Monday, January 21, 2013
La Bandera
by AJ
1 lb. dry red beans
8 c. water
1 large red onion, chopped
3 cloves garlic, minced
1 small green bell pepper, chopped
1/2 c. celery, chopped
1 t. oregano
1/2 T. freshly chopped cilantro
2 T. olive oil
1 cube chicken bouillon
1 t. vinegar
2 t. tomato paste
The day prior to making the dish, soak the beans in sufficient water to cover them and leave them overnight. In a large pot, bring to a boil 8 cups of water. Add the soaked beans, cover, and reduce temperature to medium. Cook until the beans are soft. It may be necessary to add 1 or 2 cups more of water during this process that can take 1 1/2 to 2 hours The length of cooking time depends on the quality of the beans used. Once cooked, set aside and leave in the water.

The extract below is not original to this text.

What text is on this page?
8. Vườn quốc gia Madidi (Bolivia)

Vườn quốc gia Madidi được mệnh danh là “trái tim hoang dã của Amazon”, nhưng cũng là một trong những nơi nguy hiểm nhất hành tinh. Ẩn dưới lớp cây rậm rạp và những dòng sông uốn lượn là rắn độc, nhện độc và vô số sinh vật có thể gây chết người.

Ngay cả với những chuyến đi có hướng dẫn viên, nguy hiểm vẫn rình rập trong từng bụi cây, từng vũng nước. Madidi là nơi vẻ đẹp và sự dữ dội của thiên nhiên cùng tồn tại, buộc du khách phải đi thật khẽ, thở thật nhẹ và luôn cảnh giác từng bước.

In another pot, sauté the onion, green pepper, celery, garlic, oregano and cilantro in the olive oil. Add the cube of chicken bouillon, vinegar, tomato paste and a cup of water from the cooked beans. Cook for 5 minutes, stirring occasionally. Add this mixture to the beans. Mix well and cook uncovered on medium-low heat for about 20 minutes, or until the liquid has been reduced by half. Serve over cooked white rice.